The First Presidency of the Church has announced a public open house that will run from Friday, 22 October 2010, until Saturday, 13 November 2010, excluding Sundays. The temple will be formally dedicated on Sunday, 21 November 2010. A total of three dedicatory sessions will be held.
In conjunction with the rededication of the temple, there will also be a cultural celebration featuring music and dance on Saturday, 20 November 2010.
The Church’s first congregations in Hawaii were organized on Maui, Lanai and Oahu. Early missionaries included Joseph F. Smith, who later became worldwide leader of the Church, and George Q. Cannon, who eventually served as a member of the First Presidency, the Church’s highest governing body.
The Laie Hawaii Temple was originally dedicated 27 November 1919 by then President Heber J. Grant. It was the fifth operating temple in the world and the first completed outside the state of Utah. The temple serves Church members living in Hawaii and the Marshall Islands. There are currently 134 operating temples, including one in Kona, Hawaii.
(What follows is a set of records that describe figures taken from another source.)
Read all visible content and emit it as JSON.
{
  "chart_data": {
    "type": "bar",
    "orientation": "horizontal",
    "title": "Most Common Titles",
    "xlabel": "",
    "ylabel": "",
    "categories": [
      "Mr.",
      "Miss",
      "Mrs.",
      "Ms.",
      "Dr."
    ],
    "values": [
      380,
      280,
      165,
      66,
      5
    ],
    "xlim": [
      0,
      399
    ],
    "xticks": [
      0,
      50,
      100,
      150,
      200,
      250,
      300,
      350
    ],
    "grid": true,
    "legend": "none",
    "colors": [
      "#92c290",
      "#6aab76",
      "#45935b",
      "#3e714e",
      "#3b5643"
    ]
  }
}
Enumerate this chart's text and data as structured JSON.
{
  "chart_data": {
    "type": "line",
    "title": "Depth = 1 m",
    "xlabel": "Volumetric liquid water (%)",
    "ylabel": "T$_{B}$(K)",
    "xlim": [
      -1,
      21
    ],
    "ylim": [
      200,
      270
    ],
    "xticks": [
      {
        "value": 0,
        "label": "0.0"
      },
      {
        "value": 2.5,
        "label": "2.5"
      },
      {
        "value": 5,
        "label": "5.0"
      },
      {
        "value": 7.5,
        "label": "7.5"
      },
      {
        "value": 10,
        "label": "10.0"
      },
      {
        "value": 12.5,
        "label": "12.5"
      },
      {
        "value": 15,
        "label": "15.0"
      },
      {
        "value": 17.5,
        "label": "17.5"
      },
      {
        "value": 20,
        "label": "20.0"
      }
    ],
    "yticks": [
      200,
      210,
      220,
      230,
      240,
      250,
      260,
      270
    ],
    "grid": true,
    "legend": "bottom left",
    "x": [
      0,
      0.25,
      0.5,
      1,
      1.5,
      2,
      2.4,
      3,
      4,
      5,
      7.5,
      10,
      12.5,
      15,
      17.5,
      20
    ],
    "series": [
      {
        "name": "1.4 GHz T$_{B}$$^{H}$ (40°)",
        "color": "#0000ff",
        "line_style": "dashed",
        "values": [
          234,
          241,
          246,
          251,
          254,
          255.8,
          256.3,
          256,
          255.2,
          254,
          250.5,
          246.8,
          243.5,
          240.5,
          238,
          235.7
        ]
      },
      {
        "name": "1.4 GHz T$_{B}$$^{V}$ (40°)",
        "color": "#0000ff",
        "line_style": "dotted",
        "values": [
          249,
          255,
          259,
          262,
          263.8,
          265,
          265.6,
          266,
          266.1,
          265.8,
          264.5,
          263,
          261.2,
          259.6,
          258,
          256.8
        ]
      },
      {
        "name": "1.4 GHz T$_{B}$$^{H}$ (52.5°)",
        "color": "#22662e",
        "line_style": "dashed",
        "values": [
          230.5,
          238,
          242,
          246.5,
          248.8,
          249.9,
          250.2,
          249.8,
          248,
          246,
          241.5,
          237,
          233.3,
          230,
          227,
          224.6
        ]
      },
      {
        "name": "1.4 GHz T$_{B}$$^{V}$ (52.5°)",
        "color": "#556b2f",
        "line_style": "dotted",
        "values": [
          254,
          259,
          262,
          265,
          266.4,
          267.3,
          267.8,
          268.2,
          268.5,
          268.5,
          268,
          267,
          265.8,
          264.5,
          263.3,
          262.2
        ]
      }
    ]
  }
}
The Laie Hawaii Temple has been closed for renovations on two occasions. This latest closure, which began 29 December 2008, was for extensive remodeling and refurbishing, including structural upgrades and mechanical upgrades to strengthen the temple and bring it up to code for disabled patrons.
The temple is situated on land adjacent to Brigham Young University-Hawaii on the northeast shore of Oahu.
Latter-day Saint temples differ from the Church’s meetinghouses or chapels where members meet for Sunday worship services. Temples are considered “houses of the Lord” where Christ's teachings are reaffirmed through marriage, baptism and other ordinances that unite families for eternity. In the temple, Church members learn more about the purpose of life and strengthen their commitment to serve Jesus Christ and those around them.
Formal temple work will commence at the temple Monday, 22 November 2010.